She spoke in a hurt tone, and yet with a painful consciousness that what she said was not far off the truth, more especially as the earl did not absolutely deny the accusation.
"I think, my dear Helen, that it would be better if he were separated from us all for a time. We are such quiet, old-fashioned folks at Cairnforth, he may come to weary of us, you know. But my strongest motive is exactly what I stated—that he should be left to himself, to feel his own strength and the strength of those principles which we have tried to give him—that any special character he possesses may have free space to develop itself. Up to a certain point we can take care of our children; beyond, we can not—nay, we ought not; they must take care of themselves. I believe—do not be angry, Helen— but I believe there comes a time in every boy's life when the wisest thing even his mother can do for him is—to leave him alone."
"And not watch over him—not to guide him?"
"Yes, but not so as to vex him by the watching and the guiding.
However, we will talk of this another day. Here the lad comes."
And the earl's eyes brightened almost as much as Helen's did when Cardross leaped in at the window, all his good-humor restored, kissed his mother in his rough, fond way, of which he was not in the least ashamed as yet, and sat down by the wheeled chair with that tender respectfulness and involuntary softening of manner and tone which he never failed to show Lord Cairnforth, and had never shown so much to any other human being.
Ay, the earl had his compensations. We all have, if we know it.
Gradually, in many a long, quiet talk, during which she listened to his reasonings as probably she would have listened to no other man's, he contrived to reconcile Mrs. Bruce to the idea of parting with her boy —their first separation, even for a day, since Cardross was born. It was neither for very long nor very far, since civilization had now brought Edinburg within a few hours' journey of Cairnforth; but it was very sore, nevertheless, to both mother and son.

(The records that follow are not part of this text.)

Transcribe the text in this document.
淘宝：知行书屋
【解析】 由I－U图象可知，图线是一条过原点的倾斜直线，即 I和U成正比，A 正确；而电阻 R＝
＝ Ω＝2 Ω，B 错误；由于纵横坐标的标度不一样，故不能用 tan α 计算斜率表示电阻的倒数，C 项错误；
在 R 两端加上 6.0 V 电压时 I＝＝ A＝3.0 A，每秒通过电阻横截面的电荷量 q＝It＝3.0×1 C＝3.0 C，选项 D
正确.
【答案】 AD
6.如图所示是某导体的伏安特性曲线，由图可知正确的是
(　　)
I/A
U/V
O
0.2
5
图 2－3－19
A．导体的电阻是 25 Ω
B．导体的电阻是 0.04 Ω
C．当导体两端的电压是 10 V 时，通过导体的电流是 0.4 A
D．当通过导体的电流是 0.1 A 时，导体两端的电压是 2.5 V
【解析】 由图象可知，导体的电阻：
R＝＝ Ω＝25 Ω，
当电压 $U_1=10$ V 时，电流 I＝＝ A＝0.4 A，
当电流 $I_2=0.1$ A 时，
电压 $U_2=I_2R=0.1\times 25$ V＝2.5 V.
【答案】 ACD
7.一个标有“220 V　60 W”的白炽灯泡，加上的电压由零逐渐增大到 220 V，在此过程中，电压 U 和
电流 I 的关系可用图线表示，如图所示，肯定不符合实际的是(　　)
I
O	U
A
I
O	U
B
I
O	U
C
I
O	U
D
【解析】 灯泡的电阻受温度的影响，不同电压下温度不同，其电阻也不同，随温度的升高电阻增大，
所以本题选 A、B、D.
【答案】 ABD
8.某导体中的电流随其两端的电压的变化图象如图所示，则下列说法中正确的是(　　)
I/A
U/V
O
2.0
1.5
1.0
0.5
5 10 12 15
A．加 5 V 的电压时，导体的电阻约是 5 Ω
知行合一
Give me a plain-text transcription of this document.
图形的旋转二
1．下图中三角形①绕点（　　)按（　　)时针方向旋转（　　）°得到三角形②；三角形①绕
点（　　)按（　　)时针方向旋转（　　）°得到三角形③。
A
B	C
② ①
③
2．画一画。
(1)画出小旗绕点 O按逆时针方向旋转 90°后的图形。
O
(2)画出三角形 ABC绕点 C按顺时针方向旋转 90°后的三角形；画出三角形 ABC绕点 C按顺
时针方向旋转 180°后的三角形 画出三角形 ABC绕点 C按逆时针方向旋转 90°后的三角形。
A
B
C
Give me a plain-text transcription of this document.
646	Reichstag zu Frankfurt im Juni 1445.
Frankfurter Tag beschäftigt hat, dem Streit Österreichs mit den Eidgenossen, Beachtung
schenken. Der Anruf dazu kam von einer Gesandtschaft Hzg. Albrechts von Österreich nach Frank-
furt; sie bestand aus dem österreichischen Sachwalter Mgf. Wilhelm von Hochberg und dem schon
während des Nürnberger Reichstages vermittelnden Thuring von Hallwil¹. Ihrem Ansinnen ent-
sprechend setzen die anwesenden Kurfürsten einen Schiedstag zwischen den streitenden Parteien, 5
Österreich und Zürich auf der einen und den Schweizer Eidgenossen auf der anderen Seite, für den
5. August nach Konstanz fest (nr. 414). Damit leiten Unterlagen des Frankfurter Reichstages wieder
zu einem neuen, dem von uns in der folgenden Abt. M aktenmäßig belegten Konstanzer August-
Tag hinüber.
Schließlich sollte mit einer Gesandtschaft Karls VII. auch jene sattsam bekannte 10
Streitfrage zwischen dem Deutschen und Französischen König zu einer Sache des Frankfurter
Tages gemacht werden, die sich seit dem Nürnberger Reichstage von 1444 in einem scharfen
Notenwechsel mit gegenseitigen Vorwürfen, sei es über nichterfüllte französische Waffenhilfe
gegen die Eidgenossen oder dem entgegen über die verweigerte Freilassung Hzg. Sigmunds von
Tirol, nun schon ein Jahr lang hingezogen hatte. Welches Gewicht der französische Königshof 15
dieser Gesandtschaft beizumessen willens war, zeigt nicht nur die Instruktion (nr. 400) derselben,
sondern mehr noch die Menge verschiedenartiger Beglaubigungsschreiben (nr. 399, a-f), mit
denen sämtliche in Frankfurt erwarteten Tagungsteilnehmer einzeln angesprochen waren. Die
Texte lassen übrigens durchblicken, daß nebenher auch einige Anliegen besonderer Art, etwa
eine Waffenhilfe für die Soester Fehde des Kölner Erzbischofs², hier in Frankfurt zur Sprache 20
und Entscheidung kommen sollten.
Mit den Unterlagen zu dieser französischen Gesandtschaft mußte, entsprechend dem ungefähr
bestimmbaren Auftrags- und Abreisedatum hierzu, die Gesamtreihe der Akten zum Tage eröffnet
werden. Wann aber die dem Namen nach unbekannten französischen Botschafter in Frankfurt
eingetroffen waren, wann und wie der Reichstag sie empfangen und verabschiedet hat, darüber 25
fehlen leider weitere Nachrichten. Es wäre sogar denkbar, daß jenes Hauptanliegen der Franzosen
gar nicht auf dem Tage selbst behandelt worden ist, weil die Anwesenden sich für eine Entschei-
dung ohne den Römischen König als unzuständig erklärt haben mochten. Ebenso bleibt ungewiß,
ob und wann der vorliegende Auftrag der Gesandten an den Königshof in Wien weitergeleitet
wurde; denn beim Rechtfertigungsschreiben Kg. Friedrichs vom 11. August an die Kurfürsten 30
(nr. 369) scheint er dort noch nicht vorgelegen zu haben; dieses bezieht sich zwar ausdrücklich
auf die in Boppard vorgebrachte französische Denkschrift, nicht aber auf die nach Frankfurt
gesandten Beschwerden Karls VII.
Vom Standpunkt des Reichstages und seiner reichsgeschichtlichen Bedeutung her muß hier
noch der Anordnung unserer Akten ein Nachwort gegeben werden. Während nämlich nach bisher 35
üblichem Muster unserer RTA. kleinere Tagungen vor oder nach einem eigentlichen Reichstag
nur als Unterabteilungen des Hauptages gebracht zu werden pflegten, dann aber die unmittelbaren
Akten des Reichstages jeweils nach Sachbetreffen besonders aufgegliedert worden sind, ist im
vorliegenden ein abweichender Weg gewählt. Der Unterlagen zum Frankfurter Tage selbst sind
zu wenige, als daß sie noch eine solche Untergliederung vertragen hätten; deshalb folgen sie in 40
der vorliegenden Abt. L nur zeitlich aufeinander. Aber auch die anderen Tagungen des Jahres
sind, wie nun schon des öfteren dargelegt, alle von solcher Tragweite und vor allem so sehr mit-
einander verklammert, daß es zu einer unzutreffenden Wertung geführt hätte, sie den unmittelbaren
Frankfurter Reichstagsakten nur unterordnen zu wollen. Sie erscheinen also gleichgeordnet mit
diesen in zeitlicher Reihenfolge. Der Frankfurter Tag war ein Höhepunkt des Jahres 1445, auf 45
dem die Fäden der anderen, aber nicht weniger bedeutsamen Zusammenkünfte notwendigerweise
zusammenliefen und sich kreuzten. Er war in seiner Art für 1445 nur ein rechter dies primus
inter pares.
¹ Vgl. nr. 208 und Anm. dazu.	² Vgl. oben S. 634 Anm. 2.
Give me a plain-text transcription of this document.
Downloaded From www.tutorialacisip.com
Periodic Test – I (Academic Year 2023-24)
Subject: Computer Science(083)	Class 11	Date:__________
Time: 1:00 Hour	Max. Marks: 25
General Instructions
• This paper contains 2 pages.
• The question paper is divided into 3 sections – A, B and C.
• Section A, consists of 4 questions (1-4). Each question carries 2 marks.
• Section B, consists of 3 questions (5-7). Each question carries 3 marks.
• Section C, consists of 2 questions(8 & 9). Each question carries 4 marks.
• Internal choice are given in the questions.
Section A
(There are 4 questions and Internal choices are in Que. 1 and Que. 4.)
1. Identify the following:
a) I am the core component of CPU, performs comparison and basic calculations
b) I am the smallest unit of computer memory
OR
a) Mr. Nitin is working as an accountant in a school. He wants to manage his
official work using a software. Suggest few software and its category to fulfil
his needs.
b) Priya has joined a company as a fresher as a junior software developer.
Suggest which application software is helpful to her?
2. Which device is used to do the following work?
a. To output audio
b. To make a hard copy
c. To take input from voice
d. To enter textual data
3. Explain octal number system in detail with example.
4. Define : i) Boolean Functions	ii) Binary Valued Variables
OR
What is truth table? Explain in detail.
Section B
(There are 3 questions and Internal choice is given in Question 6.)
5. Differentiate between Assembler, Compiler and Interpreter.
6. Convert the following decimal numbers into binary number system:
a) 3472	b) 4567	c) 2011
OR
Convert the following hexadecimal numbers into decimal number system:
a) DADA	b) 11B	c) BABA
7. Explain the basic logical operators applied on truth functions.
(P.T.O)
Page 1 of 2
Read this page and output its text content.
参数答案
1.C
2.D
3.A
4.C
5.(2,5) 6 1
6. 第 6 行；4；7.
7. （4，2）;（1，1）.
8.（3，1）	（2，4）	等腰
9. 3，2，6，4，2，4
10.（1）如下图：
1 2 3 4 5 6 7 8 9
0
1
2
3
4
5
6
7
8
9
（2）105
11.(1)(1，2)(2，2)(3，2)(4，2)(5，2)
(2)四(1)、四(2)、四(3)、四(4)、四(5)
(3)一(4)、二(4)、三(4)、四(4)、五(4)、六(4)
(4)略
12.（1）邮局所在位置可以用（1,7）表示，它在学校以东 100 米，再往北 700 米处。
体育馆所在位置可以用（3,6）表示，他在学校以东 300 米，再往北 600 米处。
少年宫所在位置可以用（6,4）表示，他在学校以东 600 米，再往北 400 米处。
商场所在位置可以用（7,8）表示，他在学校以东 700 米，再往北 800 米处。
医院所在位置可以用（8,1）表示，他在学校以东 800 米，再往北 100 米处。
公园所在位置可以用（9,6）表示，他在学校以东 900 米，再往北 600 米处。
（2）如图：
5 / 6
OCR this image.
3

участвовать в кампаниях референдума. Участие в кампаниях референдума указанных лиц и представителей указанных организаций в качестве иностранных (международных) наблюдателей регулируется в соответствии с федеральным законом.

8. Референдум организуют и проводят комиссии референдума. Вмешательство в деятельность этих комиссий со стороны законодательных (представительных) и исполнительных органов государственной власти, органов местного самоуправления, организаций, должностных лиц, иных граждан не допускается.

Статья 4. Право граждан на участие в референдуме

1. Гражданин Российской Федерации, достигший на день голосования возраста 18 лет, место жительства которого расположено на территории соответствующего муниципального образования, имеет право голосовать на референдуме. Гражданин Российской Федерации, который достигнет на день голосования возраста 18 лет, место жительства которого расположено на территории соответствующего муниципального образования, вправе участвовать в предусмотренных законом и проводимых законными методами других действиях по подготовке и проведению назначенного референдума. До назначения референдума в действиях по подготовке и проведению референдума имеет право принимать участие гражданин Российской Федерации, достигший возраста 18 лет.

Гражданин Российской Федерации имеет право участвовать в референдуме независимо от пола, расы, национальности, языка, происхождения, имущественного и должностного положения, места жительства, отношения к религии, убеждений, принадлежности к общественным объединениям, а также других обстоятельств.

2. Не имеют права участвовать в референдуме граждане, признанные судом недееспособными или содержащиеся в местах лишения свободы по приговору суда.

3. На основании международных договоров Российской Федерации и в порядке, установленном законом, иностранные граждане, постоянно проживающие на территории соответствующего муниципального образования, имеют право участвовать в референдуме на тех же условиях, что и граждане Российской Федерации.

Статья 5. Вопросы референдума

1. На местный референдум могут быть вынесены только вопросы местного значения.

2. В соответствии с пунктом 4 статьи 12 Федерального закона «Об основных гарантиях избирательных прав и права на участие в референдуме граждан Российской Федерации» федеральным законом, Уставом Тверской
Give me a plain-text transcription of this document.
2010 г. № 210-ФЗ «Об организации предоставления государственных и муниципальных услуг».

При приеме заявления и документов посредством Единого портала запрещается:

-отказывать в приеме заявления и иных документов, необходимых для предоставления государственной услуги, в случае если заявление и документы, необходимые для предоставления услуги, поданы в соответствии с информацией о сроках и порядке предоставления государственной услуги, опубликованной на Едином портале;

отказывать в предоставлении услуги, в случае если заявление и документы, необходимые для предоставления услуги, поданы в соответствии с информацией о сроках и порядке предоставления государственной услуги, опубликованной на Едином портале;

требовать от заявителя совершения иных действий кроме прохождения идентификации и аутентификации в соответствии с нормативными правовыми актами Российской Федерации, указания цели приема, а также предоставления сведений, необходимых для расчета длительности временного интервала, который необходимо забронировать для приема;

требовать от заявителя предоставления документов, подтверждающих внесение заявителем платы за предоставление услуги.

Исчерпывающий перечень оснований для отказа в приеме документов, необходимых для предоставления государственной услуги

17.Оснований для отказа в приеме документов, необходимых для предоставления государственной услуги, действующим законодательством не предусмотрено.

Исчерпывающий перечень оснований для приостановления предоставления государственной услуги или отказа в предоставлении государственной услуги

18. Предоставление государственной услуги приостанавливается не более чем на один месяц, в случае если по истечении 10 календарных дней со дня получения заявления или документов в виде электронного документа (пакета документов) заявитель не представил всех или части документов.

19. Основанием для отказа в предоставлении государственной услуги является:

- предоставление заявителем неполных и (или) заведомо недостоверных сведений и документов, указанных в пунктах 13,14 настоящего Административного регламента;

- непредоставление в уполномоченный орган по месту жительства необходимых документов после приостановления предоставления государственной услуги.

Helen took her boy and confided him to Mrs. Menteith herself; but she could not be absent for more than one day, for just about this time her father's "green old age" began to fail a little, and he grew extremely dependent upon her, which, perhaps, was the best thing that could have happened to her at this crisis. She had to assume that tenderest, happiest duty of being "nursing mother" to the second childhood of one who throughout her own childhood, youth, and middle age had been to her every thing that was honored and deserving honor—loving, and worthy of love—in a parent.
Not that Mr. Cardross had sank into any helpless state of mind or body; the dread of paralysis had proved a false alarm; and Helen's coming home, to remain there forever, together with the thoroughly peaceful life which he had since lived for so many years, had kept up the old man's vitality to a surprising extent. His life was now only fading away by slow and insensible degrees, like the light out of the sunset clouds, or the colors from the mountains—silent warnings of the night coming "in which no man can work."
The minister had worked all his days—his Master's work; none the less worthy that it was done in no public manner, and had met with no public reward. Beyond his own Presbytery the name of the Reverend Alexander Cardross was scarcely known. He was not a popular preacher; he had never published a book, nor even a sermon, and he had taken no part in the theological controversies of the time. He was content to let other men fight about Christianity; he only lived it, spending himself for naught, some might think, in his own country parish and among his poor country people, the pastor and father of them all.